La exhibición, que brinda un punto de vista diferente del sistema alimenticio, “no pretende juzgar lo que la gente debería o no comer, sino más bien generar una conversación con el visitante y hacerle pensar sobre el futuro de esta práctica”, destaca Catherine Flood, una de las comisarias.

La respuesta a la interrogante “¿Qué comemos?” es una de las decisiones más importantes que se deben tomar cada día y el acto en sí pone de manifiesto que cada individuo es productor de una serie de residuos.

Con el fin de demostrar que los desperdicios no tienen por qué ser el final del ciclo sino el comienzo de algo nuevo, proyectos como “Kaffeeform” (Julian Lechner, Alemania) y “Urban Mushroom” (Grocycle, Reino Unido) se presentan en el espacio Compostaje. Ambos utilizan los posos del café para crear, en el primer caso, tazas reutilizables y duraderas y, en el segundo, para cultivar champiñones.

Otro es “Totomoxtle”, del diseñador mexicano Fernando Laposse. Emplea hojas secas de coloridas especies autóctonas de maíz criollo para crear un material de marquetería que fomenta la biodiversidad agrícola.

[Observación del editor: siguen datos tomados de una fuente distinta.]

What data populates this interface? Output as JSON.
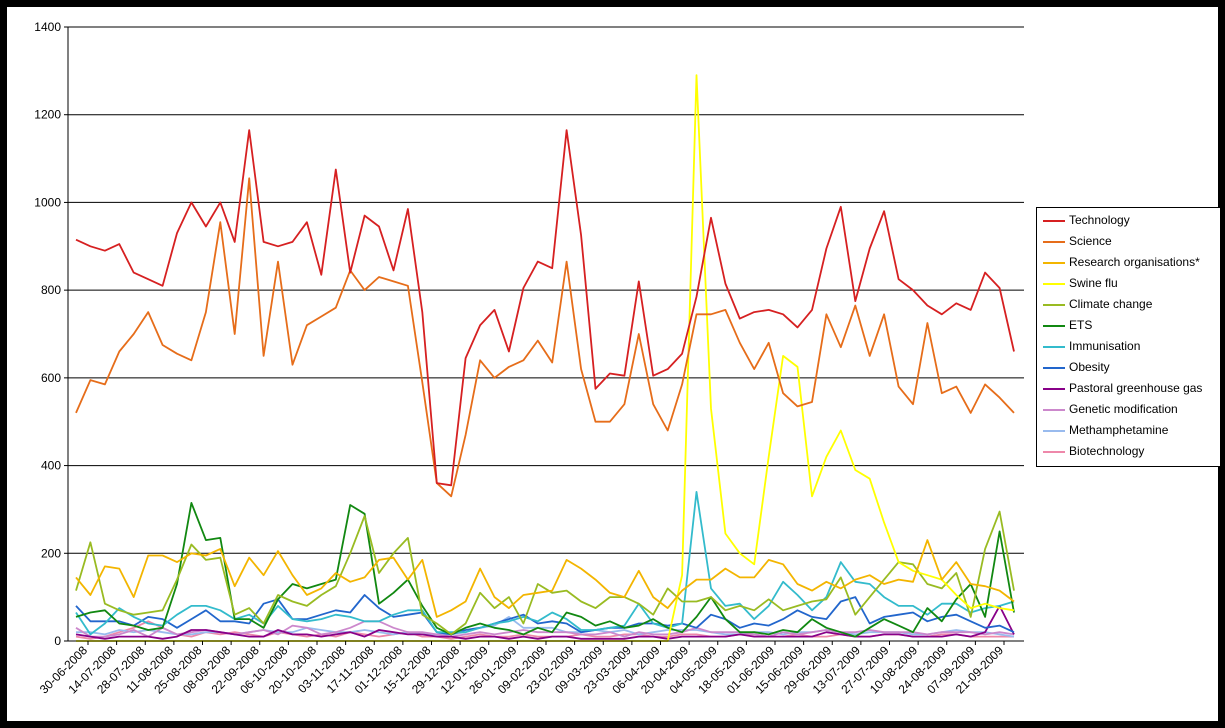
{
  "chart_data": {
    "type": "line",
    "title": "",
    "xlabel": "",
    "ylabel": "",
    "ylim": [
      0,
      1400
    ],
    "yticks": [
      0,
      200,
      400,
      600,
      800,
      1000,
      1200,
      1400
    ],
    "grid": "horizontal",
    "legend_position": "right",
    "x_labels": [
      "30-06-2008",
      "14-07-2008",
      "28-07-2008",
      "11-08-2008",
      "25-08-2008",
      "08-09-2008",
      "22-09-2008",
      "06-10-2008",
      "20-10-2008",
      "03-11-2008",
      "17-11-2008",
      "01-12-2008",
      "15-12-2008",
      "29-12-2008",
      "12-01-2009",
      "26-01-2009",
      "09-02-2009",
      "23-02-2009",
      "09-03-2009",
      "23-03-2009",
      "06-04-2009",
      "20-04-2009",
      "04-05-2009",
      "18-05-2009",
      "01-06-2009",
      "15-06-2009",
      "29-06-2009",
      "13-07-2009",
      "27-07-2009",
      "10-08-2009",
      "24-08-2009",
      "07-09-2009",
      "21-09-2009"
    ],
    "series": [
      {
        "name": "Technology",
        "color": "#d62021",
        "values": [
          915,
          900,
          890,
          905,
          840,
          825,
          810,
          930,
          1000,
          945,
          1000,
          910,
          1165,
          910,
          900,
          910,
          955,
          835,
          1075,
          840,
          970,
          945,
          845,
          985,
          750,
          360,
          355,
          645,
          720,
          755,
          660,
          805,
          865,
          850,
          1165,
          925,
          575,
          610,
          605,
          820,
          605,
          620,
          655,
          785,
          965,
          815,
          735,
          750,
          755,
          745,
          715,
          755,
          895,
          990,
          775,
          895,
          980,
          825,
          800,
          765,
          745,
          770,
          755,
          840,
          805,
          660
        ]
      },
      {
        "name": "Science",
        "color": "#e66d1a",
        "values": [
          520,
          595,
          585,
          660,
          700,
          750,
          675,
          655,
          640,
          750,
          955,
          700,
          1055,
          650,
          865,
          630,
          720,
          740,
          760,
          845,
          800,
          830,
          820,
          810,
          590,
          360,
          330,
          470,
          640,
          600,
          625,
          640,
          685,
          635,
          865,
          620,
          500,
          500,
          540,
          700,
          540,
          480,
          585,
          745,
          745,
          755,
          680,
          620,
          680,
          565,
          535,
          545,
          745,
          670,
          765,
          650,
          745,
          580,
          540,
          725,
          565,
          580,
          520,
          585,
          555,
          520
        ]
      },
      {
        "name": "Research organisations*",
        "color": "#f3b500",
        "values": [
          145,
          105,
          170,
          165,
          100,
          195,
          195,
          180,
          200,
          195,
          210,
          125,
          190,
          150,
          205,
          150,
          105,
          120,
          155,
          135,
          145,
          185,
          190,
          140,
          185,
          55,
          70,
          90,
          165,
          100,
          75,
          105,
          110,
          115,
          185,
          165,
          140,
          110,
          100,
          160,
          100,
          75,
          115,
          140,
          140,
          165,
          145,
          145,
          185,
          175,
          130,
          115,
          135,
          120,
          140,
          150,
          130,
          140,
          135,
          230,
          140,
          180,
          130,
          125,
          115,
          90
        ]
      },
      {
        "name": "Swine flu",
        "color": "#ffff00",
        "values": [
          0,
          0,
          0,
          0,
          0,
          0,
          0,
          0,
          0,
          0,
          0,
          0,
          0,
          0,
          0,
          0,
          0,
          0,
          0,
          0,
          0,
          0,
          0,
          0,
          0,
          0,
          0,
          0,
          0,
          0,
          0,
          0,
          0,
          0,
          0,
          0,
          0,
          0,
          0,
          0,
          0,
          0,
          150,
          1290,
          530,
          245,
          200,
          175,
          420,
          650,
          625,
          330,
          420,
          480,
          390,
          370,
          270,
          180,
          160,
          150,
          140,
          105,
          75,
          85,
          75,
          70
        ]
      },
      {
        "name": "Climate change",
        "color": "#99bb22",
        "values": [
          115,
          225,
          85,
          70,
          60,
          65,
          70,
          140,
          220,
          185,
          190,
          60,
          75,
          40,
          105,
          90,
          80,
          105,
          125,
          200,
          285,
          155,
          200,
          235,
          60,
          40,
          15,
          40,
          110,
          75,
          100,
          40,
          130,
          110,
          115,
          90,
          75,
          100,
          100,
          85,
          60,
          120,
          90,
          90,
          100,
          70,
          80,
          70,
          95,
          70,
          80,
          90,
          95,
          145,
          60,
          100,
          140,
          180,
          175,
          130,
          120,
          155,
          55,
          210,
          295,
          115
        ]
      },
      {
        "name": "ETS",
        "color": "#118811",
        "values": [
          55,
          65,
          70,
          40,
          35,
          25,
          30,
          130,
          315,
          230,
          235,
          50,
          50,
          30,
          95,
          130,
          120,
          130,
          140,
          310,
          290,
          85,
          110,
          140,
          80,
          30,
          15,
          30,
          40,
          30,
          25,
          15,
          30,
          20,
          65,
          55,
          35,
          45,
          30,
          35,
          50,
          30,
          20,
          55,
          100,
          50,
          20,
          20,
          15,
          25,
          20,
          50,
          30,
          20,
          10,
          30,
          50,
          35,
          20,
          75,
          45,
          95,
          130,
          55,
          250,
          65
        ]
      },
      {
        "name": "Immunisation",
        "color": "#33bbcc",
        "values": [
          65,
          15,
          40,
          75,
          55,
          40,
          35,
          60,
          80,
          80,
          70,
          50,
          60,
          40,
          80,
          50,
          45,
          50,
          60,
          55,
          45,
          45,
          60,
          70,
          70,
          20,
          20,
          20,
          30,
          40,
          45,
          55,
          45,
          65,
          50,
          25,
          25,
          30,
          35,
          85,
          40,
          30,
          40,
          340,
          120,
          80,
          85,
          50,
          80,
          135,
          105,
          70,
          100,
          180,
          135,
          130,
          100,
          80,
          80,
          60,
          85,
          85,
          65,
          75,
          80,
          90
        ]
      },
      {
        "name": "Obesity",
        "color": "#2266cc",
        "values": [
          80,
          45,
          45,
          45,
          35,
          55,
          50,
          30,
          50,
          70,
          45,
          45,
          40,
          85,
          95,
          50,
          50,
          60,
          70,
          65,
          105,
          75,
          55,
          60,
          65,
          20,
          15,
          25,
          30,
          40,
          50,
          60,
          40,
          45,
          40,
          20,
          25,
          30,
          30,
          40,
          40,
          35,
          40,
          30,
          60,
          50,
          30,
          40,
          35,
          50,
          70,
          55,
          50,
          90,
          100,
          40,
          55,
          60,
          65,
          45,
          55,
          60,
          45,
          30,
          35,
          20
        ]
      },
      {
        "name": "Pastoral greenhouse gas",
        "color": "#880088",
        "values": [
          15,
          10,
          5,
          10,
          10,
          10,
          5,
          10,
          25,
          25,
          20,
          15,
          10,
          10,
          25,
          15,
          15,
          10,
          15,
          20,
          10,
          25,
          20,
          15,
          15,
          10,
          10,
          5,
          10,
          10,
          5,
          10,
          5,
          10,
          10,
          5,
          5,
          5,
          5,
          10,
          10,
          5,
          10,
          10,
          10,
          10,
          15,
          10,
          10,
          10,
          10,
          10,
          20,
          15,
          10,
          10,
          15,
          15,
          10,
          10,
          10,
          15,
          10,
          20,
          80,
          15
        ]
      },
      {
        "name": "Genetic modification",
        "color": "#cc88cc",
        "values": [
          30,
          10,
          10,
          15,
          25,
          10,
          30,
          15,
          20,
          25,
          20,
          15,
          20,
          25,
          15,
          35,
          30,
          15,
          20,
          30,
          45,
          45,
          30,
          20,
          20,
          15,
          10,
          15,
          20,
          15,
          20,
          25,
          20,
          20,
          20,
          15,
          15,
          20,
          10,
          20,
          15,
          15,
          20,
          30,
          20,
          20,
          20,
          15,
          10,
          20,
          15,
          20,
          25,
          20,
          20,
          25,
          20,
          20,
          20,
          15,
          20,
          20,
          20,
          15,
          20,
          15
        ]
      },
      {
        "name": "Methamphetamine",
        "color": "#99bbee",
        "values": [
          20,
          20,
          15,
          25,
          20,
          25,
          20,
          15,
          15,
          20,
          20,
          15,
          20,
          25,
          20,
          20,
          30,
          25,
          20,
          20,
          25,
          20,
          15,
          20,
          15,
          15,
          15,
          20,
          30,
          35,
          55,
          30,
          30,
          30,
          20,
          20,
          25,
          20,
          25,
          15,
          20,
          25,
          25,
          25,
          20,
          15,
          15,
          20,
          20,
          15,
          20,
          20,
          25,
          20,
          15,
          20,
          20,
          20,
          15,
          15,
          20,
          25,
          20,
          20,
          15,
          10
        ]
      },
      {
        "name": "Biotechnology",
        "color": "#ee88aa",
        "values": [
          10,
          5,
          10,
          20,
          30,
          45,
          30,
          15,
          10,
          20,
          15,
          20,
          15,
          10,
          20,
          15,
          10,
          15,
          10,
          20,
          15,
          10,
          15,
          20,
          10,
          10,
          5,
          10,
          15,
          10,
          10,
          15,
          10,
          10,
          10,
          15,
          10,
          10,
          15,
          15,
          10,
          10,
          15,
          15,
          10,
          10,
          15,
          15,
          10,
          10,
          15,
          10,
          10,
          15,
          10,
          10,
          15,
          15,
          10,
          10,
          15,
          15,
          10,
          10,
          10,
          10
        ]
      }
    ]
  }
}
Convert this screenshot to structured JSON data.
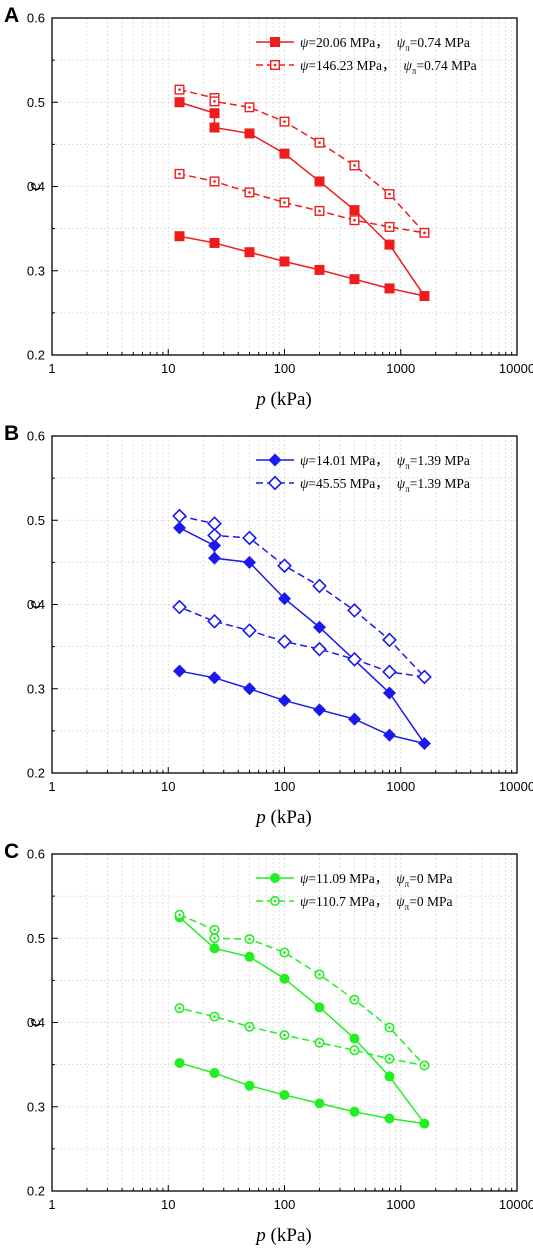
{
  "colors": {
    "A": "#ee1c1c",
    "B": "#1a1aee",
    "C": "#22ee22",
    "axis": "#000000",
    "grid": "#d9d9d9"
  },
  "chart_data": [
    {
      "panel": "A",
      "type": "line",
      "xlabel_var": "p",
      "xlabel_unit": " (kPa)",
      "ylabel": "e",
      "xscale": "log",
      "xlim": [
        1,
        10000
      ],
      "ylim": [
        0.2,
        0.6
      ],
      "xticks": [
        "1",
        "10",
        "100",
        "1000",
        "10000"
      ],
      "yticks": [
        "0.2",
        "0.3",
        "0.4",
        "0.5",
        "0.6"
      ],
      "grid": true,
      "legend_position": "top-right",
      "series": [
        {
          "name_a": "ψ",
          "name_b": "=20.06 MPa，",
          "name_c": "ψ",
          "name_d": "π",
          "name_e": "=0.74 MPa",
          "marker": "filled-square",
          "line": "solid",
          "x": [
            12.5,
            25,
            25,
            50,
            100,
            200,
            400,
            800,
            1600,
            800,
            400,
            200,
            100,
            50,
            25,
            12.5
          ],
          "y": [
            0.5,
            0.487,
            0.47,
            0.463,
            0.439,
            0.406,
            0.372,
            0.331,
            0.27,
            0.279,
            0.29,
            0.301,
            0.311,
            0.322,
            0.333,
            0.341
          ]
        },
        {
          "name_a": "ψ",
          "name_b": "=146.23 MPa，",
          "name_c": "ψ",
          "name_d": "π",
          "name_e": "=0.74 MPa",
          "marker": "open-square-dot",
          "line": "dashed",
          "x": [
            12.5,
            25,
            25,
            50,
            100,
            200,
            400,
            800,
            1600,
            800,
            400,
            200,
            100,
            50,
            25,
            12.5
          ],
          "y": [
            0.515,
            0.505,
            0.501,
            0.494,
            0.477,
            0.452,
            0.425,
            0.391,
            0.345,
            0.352,
            0.36,
            0.371,
            0.381,
            0.393,
            0.406,
            0.415
          ]
        }
      ]
    },
    {
      "panel": "B",
      "type": "line",
      "xlabel_var": "p",
      "xlabel_unit": " (kPa)",
      "ylabel": "e",
      "xscale": "log",
      "xlim": [
        1,
        10000
      ],
      "ylim": [
        0.2,
        0.6
      ],
      "xticks": [
        "1",
        "10",
        "100",
        "1000",
        "10000"
      ],
      "yticks": [
        "0.2",
        "0.3",
        "0.4",
        "0.5",
        "0.6"
      ],
      "grid": true,
      "legend_position": "top-right",
      "series": [
        {
          "name_a": "ψ",
          "name_b": "=14.01 MPa，",
          "name_c": "ψ",
          "name_d": "π",
          "name_e": "=1.39 MPa",
          "marker": "filled-diamond",
          "line": "solid",
          "x": [
            12.5,
            25,
            25,
            50,
            100,
            200,
            400,
            800,
            1600,
            800,
            400,
            200,
            100,
            50,
            25,
            12.5
          ],
          "y": [
            0.491,
            0.47,
            0.455,
            0.45,
            0.407,
            0.373,
            0.334,
            0.295,
            0.235,
            0.245,
            0.264,
            0.275,
            0.286,
            0.3,
            0.313,
            0.321
          ]
        },
        {
          "name_a": "ψ",
          "name_b": "=45.55 MPa，",
          "name_c": "ψ",
          "name_d": "π",
          "name_e": "=1.39 MPa",
          "marker": "open-diamond",
          "line": "dashed",
          "x": [
            12.5,
            25,
            25,
            50,
            100,
            200,
            400,
            800,
            1600,
            800,
            400,
            200,
            100,
            50,
            25,
            12.5
          ],
          "y": [
            0.505,
            0.496,
            0.482,
            0.479,
            0.446,
            0.422,
            0.393,
            0.358,
            0.314,
            0.32,
            0.335,
            0.347,
            0.356,
            0.369,
            0.38,
            0.397
          ]
        }
      ]
    },
    {
      "panel": "C",
      "type": "line",
      "xlabel_var": "p",
      "xlabel_unit": " (kPa)",
      "ylabel": "e",
      "xscale": "log",
      "xlim": [
        1,
        10000
      ],
      "ylim": [
        0.2,
        0.6
      ],
      "xticks": [
        "1",
        "10",
        "100",
        "1000",
        "10000"
      ],
      "yticks": [
        "0.2",
        "0.3",
        "0.4",
        "0.5",
        "0.6"
      ],
      "grid": true,
      "legend_position": "top-right",
      "series": [
        {
          "name_a": "ψ",
          "name_b": "=11.09 MPa，",
          "name_c": "ψ",
          "name_d": "π",
          "name_e": "=0 MPa",
          "marker": "filled-circle",
          "line": "solid",
          "x": [
            12.5,
            25,
            50,
            100,
            200,
            400,
            800,
            1600,
            800,
            400,
            200,
            100,
            50,
            25,
            12.5
          ],
          "y": [
            0.525,
            0.488,
            0.478,
            0.452,
            0.418,
            0.381,
            0.336,
            0.28,
            0.286,
            0.294,
            0.304,
            0.314,
            0.325,
            0.34,
            0.352
          ]
        },
        {
          "name_a": "ψ",
          "name_b": "=110.7 MPa，",
          "name_c": "ψ",
          "name_d": "π",
          "name_e": "=0 MPa",
          "marker": "open-circle-dot",
          "line": "dashed",
          "x": [
            12.5,
            25,
            25,
            50,
            100,
            200,
            400,
            800,
            1600,
            800,
            400,
            200,
            100,
            50,
            25,
            12.5
          ],
          "y": [
            0.528,
            0.51,
            0.5,
            0.499,
            0.483,
            0.457,
            0.427,
            0.394,
            0.349,
            0.357,
            0.367,
            0.376,
            0.385,
            0.395,
            0.407,
            0.417
          ]
        }
      ]
    }
  ]
}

El Victoria&Albert mantendrá el viaje sensorial hasta el 20 de octubre.

Agricultura

En esta sección se reúnen iniciativas que conciencian sobre los métodos de agricultura intensiva y su relación con el cambio climático.

“Proyecto Florence”

De la austríaca Helen Steiner, hace posible una conversación básica entre plantas y personas a partir de una interfaz basada en cómo los vegetales usan las señales eléctricas y químicas para responder a estímulos.

Comercio

Este espacio plantea modos de comercializar y transportar alimentos más transparentes.

Consumo

En esta sala se exponen piezas del chef Ferrán Adriá que exploran la evolución de la cocina a través de dibujos.

“La salchicha del futuro”

De la suiza Carolien Niebling, reivindica la manera de hacer una comida a partir de restos o cortes baratos de carne.

Food Lab

Es el fin del recorrido, en el que el visitante puede degustar un aperitivo personalizado.